O jovem Hamlet sempre chegava por último, parecia um membro de uma realeza  esquecida de algum lugar da Europa. Era um verdadeiro rei sem trono. Todas as suas  expressões demonstravam alguém que foi duramente educado nas antigas tradições. Embora sempre deixando o ar mais triste, Jonas apreciava de sua companhia porque tinham  uma relação em comum com seus tormentos.

A conversa naquele momento criou uma sensação de inquietude. Todos estavam  presentes de corpo, mas não com a devida atenção para o dono da casa. A moça com a  vassoura não enxergava o motivo para atender as necessidades do jovem Jonas, enquanto  os outros continuavam mergulhados em suas próprias reflexões. As histórias que contavam  se tornavam parte de suas personalidades, por esse motivo o ambiente se tornava mais frio,  como se o externo tivesse influência no interno de suas existências. Deveria ser por isso que  Jonas se sentia menos incompleto com a presença dos visitantes, mas necessitava mais. 

Ainda incomodado que seus visitantes não estavam prestando atenção nos seus  argumentos, Jonas não iria desistir até concordarem com ele. Naquele momento virou uma  questão de princípios. 

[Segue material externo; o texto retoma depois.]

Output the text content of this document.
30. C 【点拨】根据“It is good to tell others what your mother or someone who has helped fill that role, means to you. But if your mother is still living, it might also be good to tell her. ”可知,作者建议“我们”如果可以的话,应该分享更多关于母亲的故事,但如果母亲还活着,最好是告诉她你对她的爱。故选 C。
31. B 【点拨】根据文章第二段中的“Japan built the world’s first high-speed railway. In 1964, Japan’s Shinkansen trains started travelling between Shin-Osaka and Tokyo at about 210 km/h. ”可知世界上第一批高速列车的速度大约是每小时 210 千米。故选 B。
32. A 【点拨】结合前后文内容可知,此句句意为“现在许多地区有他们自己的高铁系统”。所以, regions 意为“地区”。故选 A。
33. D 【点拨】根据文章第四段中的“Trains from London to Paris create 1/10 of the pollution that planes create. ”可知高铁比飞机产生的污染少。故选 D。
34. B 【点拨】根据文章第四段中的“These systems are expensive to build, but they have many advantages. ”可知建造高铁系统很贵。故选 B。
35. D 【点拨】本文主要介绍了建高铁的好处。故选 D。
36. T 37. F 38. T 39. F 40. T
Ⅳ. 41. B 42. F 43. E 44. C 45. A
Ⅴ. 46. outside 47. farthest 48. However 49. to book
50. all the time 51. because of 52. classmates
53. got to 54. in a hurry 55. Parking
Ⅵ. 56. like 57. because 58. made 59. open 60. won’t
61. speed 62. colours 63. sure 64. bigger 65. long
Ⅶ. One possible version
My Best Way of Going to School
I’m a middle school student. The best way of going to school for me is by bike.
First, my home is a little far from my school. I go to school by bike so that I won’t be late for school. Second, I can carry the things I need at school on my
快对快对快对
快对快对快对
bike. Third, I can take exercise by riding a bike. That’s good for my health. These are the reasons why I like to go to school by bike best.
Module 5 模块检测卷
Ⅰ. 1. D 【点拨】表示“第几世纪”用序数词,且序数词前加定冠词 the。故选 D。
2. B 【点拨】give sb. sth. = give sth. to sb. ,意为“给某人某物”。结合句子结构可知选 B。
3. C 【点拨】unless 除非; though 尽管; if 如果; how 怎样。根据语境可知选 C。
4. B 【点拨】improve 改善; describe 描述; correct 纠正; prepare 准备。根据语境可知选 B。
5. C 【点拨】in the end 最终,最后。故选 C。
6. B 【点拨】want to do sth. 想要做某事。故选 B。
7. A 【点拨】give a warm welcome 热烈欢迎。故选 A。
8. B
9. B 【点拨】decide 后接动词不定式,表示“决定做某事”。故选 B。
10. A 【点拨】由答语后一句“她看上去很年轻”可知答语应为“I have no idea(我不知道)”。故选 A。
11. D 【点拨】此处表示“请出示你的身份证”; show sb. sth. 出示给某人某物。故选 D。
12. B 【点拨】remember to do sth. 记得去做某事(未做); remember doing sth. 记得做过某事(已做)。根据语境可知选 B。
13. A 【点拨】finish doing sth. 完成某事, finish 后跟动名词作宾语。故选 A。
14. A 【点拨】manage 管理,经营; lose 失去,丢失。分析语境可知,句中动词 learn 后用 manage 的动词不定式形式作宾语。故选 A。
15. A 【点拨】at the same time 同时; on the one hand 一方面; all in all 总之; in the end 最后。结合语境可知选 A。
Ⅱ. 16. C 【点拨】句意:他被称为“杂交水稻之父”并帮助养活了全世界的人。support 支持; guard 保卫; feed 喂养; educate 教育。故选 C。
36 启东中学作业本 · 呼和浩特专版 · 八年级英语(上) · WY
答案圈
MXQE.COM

– A terra tem todas as necessidades que precisamos, nós precisamos dela, ela não precisa  de nós! 

– Parece meu anel – disse o pequeno 

– Parece meu reino – disse Hamlet 

– Parece o lugar que visito – disse Alice 

– Parece, bom não sei… – disse a moça da vassoura 

– Parece meu pai… 

Naquele breve momento, uma mão acolhedora toca no ombro do jovem Jonas para abrir as  portas do mundo. 

– Jonas, Jonas… acorda meu filho. Tá na hora da sua aula online. Sonhando de novo  criatura? Está vivendo em universo paralelo, Jonas… ou até em vários. E esses livros  espalhados pelo chão, a TV ligada… Quando eu voltar quero ver tudo isso bem arrumado!